While failure is not typical (for a well-designed and installed system), the consequences of failure are high, so an ounce of prevention outweighs a pound of cure. Many municipalities (predominantly dense coastal cities, like Newport and Narragansett) have prohibitions on sump pump discharge in many areas, due to over-capacity drainage systems. In these cases, it is possible to install a basement but it needs to be undertaken with extreme caution and under the direction of a licensed engineer and waterproofing company. The foundation can be made fully sealed (like a boat), but the foundation must be specifically designed to resist buoyant forces so the house doesn’t float! This is a very expensive practice and is typically reserved for very tight or high-priced parcels where space is at a premium.

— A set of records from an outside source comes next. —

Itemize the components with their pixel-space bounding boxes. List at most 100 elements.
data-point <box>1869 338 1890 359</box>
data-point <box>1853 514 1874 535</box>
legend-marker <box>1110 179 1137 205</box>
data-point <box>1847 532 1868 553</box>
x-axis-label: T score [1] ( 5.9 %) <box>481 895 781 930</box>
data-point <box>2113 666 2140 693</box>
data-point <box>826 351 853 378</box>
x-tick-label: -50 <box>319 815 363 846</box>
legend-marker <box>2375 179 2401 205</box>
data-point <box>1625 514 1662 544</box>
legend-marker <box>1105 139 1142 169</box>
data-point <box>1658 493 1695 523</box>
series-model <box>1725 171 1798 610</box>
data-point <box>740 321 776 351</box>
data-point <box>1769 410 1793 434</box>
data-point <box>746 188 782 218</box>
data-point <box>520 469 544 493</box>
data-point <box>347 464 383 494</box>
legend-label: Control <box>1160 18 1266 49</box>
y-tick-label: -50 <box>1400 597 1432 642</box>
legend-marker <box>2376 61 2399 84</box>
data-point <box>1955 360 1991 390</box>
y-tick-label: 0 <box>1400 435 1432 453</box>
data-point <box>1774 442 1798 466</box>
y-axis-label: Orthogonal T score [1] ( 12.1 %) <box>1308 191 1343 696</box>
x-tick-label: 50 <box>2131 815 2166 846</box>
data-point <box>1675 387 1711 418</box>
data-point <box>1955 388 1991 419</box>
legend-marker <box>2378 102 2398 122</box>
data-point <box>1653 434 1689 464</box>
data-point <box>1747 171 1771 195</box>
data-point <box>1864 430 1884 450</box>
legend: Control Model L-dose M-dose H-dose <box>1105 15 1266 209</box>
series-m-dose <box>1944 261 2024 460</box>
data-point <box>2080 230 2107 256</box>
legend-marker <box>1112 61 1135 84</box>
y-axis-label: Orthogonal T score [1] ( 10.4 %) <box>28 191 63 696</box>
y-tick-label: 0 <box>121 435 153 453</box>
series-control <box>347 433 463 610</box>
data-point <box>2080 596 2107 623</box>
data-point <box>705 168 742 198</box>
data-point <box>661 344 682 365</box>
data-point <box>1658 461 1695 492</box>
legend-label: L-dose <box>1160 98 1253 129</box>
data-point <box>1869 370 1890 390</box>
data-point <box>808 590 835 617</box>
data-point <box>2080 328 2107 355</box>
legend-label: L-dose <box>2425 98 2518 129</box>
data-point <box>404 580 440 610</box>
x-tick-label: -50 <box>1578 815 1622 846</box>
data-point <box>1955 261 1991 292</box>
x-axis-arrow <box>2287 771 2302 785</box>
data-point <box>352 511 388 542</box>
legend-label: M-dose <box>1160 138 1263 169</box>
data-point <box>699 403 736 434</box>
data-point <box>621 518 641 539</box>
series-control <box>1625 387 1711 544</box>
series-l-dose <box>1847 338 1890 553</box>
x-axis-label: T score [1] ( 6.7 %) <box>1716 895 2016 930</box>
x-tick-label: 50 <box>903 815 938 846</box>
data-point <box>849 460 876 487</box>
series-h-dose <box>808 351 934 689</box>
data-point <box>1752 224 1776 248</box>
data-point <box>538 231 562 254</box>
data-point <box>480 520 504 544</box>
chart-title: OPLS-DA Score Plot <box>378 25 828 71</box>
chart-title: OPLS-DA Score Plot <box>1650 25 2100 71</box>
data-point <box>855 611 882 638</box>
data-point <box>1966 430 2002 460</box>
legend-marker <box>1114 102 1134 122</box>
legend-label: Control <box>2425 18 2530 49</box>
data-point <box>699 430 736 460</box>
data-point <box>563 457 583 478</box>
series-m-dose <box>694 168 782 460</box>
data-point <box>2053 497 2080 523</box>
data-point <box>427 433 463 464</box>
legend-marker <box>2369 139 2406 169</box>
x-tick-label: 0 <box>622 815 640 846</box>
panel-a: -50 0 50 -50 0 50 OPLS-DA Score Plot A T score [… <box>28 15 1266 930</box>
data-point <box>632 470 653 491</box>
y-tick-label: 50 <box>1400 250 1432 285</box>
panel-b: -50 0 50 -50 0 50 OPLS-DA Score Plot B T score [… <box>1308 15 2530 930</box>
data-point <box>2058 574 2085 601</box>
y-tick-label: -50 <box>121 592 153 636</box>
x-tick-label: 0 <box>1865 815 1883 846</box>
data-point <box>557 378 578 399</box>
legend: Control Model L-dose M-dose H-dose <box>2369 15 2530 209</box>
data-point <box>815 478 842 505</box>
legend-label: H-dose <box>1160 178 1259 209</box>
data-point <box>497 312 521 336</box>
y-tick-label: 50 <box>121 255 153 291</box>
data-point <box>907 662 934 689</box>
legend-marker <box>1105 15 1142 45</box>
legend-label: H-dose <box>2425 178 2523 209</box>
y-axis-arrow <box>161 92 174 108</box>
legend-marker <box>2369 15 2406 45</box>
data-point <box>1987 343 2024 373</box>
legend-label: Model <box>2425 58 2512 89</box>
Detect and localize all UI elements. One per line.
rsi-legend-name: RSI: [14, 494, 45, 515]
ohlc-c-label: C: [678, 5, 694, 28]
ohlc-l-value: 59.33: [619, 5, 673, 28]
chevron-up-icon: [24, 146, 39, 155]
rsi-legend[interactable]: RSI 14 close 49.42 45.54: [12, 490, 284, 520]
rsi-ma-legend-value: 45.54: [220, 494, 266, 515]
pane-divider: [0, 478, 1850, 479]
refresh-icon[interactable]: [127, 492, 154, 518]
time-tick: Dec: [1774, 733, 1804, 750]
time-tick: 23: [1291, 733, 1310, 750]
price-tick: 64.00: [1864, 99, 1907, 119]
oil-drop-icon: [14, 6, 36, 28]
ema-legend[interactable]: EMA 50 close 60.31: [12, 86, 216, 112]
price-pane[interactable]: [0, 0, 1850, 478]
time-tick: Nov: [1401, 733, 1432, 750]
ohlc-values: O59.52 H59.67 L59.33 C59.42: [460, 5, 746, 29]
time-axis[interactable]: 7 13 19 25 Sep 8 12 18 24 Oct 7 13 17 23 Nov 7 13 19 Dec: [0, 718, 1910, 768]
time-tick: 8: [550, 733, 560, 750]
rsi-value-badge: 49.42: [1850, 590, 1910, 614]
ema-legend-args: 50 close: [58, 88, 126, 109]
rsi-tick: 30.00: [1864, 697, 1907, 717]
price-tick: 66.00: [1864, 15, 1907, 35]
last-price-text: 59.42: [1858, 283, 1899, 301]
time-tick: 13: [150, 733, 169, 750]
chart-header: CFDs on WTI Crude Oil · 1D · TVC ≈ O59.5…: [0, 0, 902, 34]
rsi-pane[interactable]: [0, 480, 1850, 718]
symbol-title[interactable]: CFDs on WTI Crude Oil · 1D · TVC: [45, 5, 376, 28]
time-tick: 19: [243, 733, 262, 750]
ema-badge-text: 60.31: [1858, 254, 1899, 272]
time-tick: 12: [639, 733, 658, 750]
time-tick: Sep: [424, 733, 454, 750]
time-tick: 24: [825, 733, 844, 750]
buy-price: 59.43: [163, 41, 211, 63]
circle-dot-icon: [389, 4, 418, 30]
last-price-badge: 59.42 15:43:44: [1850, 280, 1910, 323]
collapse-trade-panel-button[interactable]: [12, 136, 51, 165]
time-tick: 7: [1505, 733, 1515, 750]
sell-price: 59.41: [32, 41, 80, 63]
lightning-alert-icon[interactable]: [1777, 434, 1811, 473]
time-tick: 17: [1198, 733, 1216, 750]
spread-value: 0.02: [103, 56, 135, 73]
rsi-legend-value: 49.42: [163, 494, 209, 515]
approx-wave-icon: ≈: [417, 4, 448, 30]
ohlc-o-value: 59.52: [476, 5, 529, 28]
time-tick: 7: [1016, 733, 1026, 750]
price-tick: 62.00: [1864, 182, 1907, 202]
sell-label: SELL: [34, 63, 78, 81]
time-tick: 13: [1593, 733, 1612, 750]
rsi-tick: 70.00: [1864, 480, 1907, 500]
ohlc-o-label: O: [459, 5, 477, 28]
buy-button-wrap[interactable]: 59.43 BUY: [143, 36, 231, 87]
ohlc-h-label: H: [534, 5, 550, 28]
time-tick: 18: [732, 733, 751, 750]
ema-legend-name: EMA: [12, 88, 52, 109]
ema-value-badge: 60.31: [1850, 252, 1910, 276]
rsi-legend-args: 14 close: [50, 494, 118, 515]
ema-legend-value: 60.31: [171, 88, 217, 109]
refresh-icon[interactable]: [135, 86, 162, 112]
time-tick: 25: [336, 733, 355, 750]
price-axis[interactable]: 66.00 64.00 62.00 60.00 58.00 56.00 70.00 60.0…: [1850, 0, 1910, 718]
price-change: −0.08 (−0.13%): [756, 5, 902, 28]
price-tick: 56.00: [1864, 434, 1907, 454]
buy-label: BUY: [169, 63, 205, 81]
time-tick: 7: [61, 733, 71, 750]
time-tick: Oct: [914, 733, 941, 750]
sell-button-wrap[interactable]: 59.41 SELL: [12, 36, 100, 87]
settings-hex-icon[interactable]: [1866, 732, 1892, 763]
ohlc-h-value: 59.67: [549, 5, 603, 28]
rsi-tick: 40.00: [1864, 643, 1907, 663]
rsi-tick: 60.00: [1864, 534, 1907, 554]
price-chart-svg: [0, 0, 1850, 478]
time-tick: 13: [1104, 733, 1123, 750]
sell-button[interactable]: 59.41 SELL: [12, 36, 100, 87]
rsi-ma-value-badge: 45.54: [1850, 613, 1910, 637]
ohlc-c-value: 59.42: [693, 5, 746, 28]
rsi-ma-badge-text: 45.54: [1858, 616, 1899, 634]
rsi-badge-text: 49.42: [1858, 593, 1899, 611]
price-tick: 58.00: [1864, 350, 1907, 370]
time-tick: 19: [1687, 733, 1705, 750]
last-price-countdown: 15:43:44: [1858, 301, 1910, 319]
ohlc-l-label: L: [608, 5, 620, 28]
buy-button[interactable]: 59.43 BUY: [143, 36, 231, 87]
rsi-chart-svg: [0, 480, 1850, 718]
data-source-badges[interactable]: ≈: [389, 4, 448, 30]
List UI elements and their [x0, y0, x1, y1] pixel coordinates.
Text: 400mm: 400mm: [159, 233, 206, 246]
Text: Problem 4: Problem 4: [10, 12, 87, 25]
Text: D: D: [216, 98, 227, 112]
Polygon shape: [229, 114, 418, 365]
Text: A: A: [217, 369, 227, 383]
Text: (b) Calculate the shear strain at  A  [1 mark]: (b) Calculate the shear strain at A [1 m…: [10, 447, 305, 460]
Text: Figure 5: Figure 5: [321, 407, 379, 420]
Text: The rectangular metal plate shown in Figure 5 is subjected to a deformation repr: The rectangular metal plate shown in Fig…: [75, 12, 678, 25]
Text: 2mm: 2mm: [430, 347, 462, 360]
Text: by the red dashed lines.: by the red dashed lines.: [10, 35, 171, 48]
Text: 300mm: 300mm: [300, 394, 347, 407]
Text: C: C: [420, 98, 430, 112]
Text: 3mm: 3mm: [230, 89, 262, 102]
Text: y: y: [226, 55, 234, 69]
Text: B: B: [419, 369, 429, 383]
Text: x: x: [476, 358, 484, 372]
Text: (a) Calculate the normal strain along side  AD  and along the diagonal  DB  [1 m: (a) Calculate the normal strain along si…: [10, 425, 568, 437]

Now, just because you’ve had an expert design your basement with interior and exterior damp proofing and sub drains doesn’t mean your home free. The designer and excavators still need to take care to follow the basics for any new or existing home to make sure roof and surface water are carried away from the structure. These include:
- Installing gutters, downspouts, or similar features
- Carrying downspouts at least 10’ past the foundation
- Sloping the grade away from the building at least 6″ drop in the first 10’
- Making sure the sub-base is adequately compact to prevent sink-holes and making sure that these are properly filled if they do occur
- Use a membrane waterproofing system for high water table or critical areas (such as a “dimpled” foundation membrane, e..g Delta-MS or similar.
- Bonus points for directing your roof water to a properly designed Best Management Practice (BMP) feature, like a rain garden or drywell. (more on that soon)
- Installing a fixed dehumidifier, with a pump that discharges outside at least 10′ from the foundation (route it out near a downspout). We require this on homes we build, it’s key.
If you have recently bought a new home, and are having trouble with any of the following, then be sure to check out the RI Consumer Protection Statutes for residential construction, specifically Site Drainage and Erosion: http://www.crb.ri.gov/consumerprotection/index.php
Your contractor is responsible for at least a year from the date of sale or occupancy.
TLDR: Get a soils expert to identify your water table and soils type before planning a home with a basement. Involve multiple experts, engineers, soils scientists, and waterproofing contractor to make sure your basement has redundant waterproofing measures. Follow basic guidelines to keep water away from the building, and be aware of the consumer protection statutes.